Toyota Motor Corp. surprised analysts by turning a small profit for the quarter, albeit the company’s smallest profit in nearly a decade, overcoming poor sales globally due to the impact of the coronavirus pandemic.
The company reported an operating profit of 13.9 billion yen, or $131.73 million, for the most recent quarter — a drop of 98 percent. However, that exceeded analysts’ estimate for a loss of 179 billion yen, or $1.69 billion.
The result gives credence to the company’s earlier assertion that it would be profitable in fiscal year 2021 despite the current economic conditions. Thus far, Toyota has fared better than many of its rivals during the pandemic. Home market competitors Nissan and Honda reported Q1 losses. Most of its global adversaries are expecting to post full-year losses.
Toyota reiterated its annual operating profit forecast of 500 billion yen, its weakest in nine years, based on its current sales recovery pace.
“The pace of recovery in a number of regions has been faster than we had initially forecast,” a Toyota spokesman said. “But the virus situation continues to place many uncertainties on the business outlook … and we see a possibility that our forecast could change.”
The automaker said it expects global sales of 9.1 million cars this year, also its lowest in nine years; however, it’s just a 13% slide from 2019 when it moved 10.46 million vehicles.

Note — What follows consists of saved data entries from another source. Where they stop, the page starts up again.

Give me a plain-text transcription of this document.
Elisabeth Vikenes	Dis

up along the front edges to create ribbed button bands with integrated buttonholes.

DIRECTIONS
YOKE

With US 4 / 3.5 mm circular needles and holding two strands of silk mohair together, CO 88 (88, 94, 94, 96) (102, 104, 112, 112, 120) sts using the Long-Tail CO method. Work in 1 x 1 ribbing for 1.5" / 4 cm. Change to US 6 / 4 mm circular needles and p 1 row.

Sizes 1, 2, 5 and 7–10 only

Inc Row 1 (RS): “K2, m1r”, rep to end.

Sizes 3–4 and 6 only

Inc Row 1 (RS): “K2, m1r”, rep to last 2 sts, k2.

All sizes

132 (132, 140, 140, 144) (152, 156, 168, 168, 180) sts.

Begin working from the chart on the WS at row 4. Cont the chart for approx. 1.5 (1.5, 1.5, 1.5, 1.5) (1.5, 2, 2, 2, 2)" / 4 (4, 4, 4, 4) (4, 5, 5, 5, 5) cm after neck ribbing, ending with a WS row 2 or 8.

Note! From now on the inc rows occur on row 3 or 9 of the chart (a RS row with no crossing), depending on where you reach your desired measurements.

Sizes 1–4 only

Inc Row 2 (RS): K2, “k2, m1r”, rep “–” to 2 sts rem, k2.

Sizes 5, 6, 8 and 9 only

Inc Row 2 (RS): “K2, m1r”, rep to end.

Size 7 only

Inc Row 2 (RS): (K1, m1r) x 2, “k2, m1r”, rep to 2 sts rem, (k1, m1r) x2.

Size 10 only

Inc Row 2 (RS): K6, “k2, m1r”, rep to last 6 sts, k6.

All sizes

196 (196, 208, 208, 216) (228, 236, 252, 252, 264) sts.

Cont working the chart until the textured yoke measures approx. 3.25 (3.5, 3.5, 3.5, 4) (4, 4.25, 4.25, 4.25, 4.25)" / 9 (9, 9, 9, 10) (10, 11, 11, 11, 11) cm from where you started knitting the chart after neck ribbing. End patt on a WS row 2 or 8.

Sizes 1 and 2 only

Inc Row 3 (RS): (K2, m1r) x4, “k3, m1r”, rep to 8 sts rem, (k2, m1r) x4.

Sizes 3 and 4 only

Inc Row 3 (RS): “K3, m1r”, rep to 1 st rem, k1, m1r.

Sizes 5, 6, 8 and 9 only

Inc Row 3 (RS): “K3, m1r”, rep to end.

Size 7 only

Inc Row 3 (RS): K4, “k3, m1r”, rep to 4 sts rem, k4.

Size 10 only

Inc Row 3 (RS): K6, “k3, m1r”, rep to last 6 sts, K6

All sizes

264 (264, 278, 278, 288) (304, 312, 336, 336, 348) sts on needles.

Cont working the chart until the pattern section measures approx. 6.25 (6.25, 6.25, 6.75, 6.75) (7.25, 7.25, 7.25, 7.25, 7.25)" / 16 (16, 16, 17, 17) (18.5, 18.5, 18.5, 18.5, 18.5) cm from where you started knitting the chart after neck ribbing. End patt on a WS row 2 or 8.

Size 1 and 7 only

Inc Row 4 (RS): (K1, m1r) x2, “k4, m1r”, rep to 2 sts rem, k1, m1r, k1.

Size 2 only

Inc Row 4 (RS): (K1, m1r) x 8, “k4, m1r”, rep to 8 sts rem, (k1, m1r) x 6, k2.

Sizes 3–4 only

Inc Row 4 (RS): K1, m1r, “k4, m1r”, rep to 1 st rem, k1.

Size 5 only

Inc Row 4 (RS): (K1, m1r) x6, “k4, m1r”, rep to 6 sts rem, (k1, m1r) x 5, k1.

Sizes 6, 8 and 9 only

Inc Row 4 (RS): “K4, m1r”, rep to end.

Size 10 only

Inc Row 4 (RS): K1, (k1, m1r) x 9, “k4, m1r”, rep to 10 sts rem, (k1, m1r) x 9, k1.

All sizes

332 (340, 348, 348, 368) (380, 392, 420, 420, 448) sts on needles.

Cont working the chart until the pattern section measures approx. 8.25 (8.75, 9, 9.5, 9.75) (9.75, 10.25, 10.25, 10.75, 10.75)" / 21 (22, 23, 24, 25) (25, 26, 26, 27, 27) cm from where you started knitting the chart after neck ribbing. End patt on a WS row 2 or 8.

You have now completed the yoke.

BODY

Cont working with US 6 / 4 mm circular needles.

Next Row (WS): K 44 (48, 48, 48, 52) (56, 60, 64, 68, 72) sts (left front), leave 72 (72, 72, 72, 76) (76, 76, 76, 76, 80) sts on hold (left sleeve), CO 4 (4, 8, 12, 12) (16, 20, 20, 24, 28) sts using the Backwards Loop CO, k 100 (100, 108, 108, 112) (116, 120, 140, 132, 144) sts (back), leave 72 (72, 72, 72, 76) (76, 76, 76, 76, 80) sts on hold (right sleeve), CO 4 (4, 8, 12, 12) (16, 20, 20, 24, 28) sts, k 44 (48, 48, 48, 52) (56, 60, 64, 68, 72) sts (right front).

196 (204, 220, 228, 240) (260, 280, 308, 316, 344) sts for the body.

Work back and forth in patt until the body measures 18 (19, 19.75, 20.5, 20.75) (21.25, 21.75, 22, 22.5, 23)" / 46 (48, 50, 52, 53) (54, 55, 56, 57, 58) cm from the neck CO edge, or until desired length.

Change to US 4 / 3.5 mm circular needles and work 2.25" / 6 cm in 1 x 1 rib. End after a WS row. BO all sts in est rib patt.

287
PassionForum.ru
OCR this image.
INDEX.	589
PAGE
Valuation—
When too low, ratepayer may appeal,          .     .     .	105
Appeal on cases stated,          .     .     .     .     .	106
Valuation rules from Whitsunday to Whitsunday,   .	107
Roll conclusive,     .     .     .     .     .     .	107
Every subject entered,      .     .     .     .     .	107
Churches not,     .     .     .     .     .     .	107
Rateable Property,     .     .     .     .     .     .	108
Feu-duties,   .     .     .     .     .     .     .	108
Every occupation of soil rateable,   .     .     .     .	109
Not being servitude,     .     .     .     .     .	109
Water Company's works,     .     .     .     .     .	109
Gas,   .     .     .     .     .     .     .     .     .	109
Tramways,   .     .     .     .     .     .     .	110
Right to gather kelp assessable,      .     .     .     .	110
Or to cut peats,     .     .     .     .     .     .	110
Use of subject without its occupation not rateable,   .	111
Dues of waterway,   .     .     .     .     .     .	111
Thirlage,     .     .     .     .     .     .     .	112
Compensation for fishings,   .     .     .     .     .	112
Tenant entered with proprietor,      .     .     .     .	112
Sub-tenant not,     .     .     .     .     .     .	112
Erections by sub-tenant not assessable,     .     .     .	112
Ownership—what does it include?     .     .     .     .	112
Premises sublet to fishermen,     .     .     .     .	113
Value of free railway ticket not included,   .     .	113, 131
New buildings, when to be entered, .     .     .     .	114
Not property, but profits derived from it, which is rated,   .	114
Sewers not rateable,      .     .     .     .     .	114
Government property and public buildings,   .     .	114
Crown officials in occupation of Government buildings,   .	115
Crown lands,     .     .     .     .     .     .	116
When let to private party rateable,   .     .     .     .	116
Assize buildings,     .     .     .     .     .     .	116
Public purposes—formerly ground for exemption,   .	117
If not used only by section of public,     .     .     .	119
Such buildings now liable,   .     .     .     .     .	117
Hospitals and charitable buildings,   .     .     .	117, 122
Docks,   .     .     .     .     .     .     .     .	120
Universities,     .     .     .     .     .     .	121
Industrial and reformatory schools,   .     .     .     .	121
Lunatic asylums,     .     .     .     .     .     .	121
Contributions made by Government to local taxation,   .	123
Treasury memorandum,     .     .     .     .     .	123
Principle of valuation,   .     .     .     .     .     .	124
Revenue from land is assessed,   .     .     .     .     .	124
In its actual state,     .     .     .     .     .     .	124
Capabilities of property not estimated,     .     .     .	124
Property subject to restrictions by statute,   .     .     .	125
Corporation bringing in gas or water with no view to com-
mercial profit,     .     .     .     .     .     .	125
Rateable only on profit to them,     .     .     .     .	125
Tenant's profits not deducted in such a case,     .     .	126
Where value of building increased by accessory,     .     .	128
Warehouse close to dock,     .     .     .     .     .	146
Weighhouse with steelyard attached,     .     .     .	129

It’s also an upgrade to the company’s previous prediction of a 15% drop.
While better than most companies are expecting, Toyota officials noted that the North American market will be where the company experiences its biggest hit, projecting a 14% drop in sales. The company noted North American sales fell 62% in first quarter, leading to the 50% slump in consolidated global sales to 1.16 million units.
As North America has been a struggle, not so surprisingly given results posted by other maker, Toyota’s China sales have done well. The company was the first hit by the pandemic, thus the first to emerge and the government has been providing incentives to encourage new vehicle sales.
The automaker’s luxury unit, Lexus, has also outperformed the market during the first half of the year with sales rising 7 percent. Toyota expects global sales to gradually improve through December, returning to normal in January-March 2021 to be up 5% on the year, Reuters reported.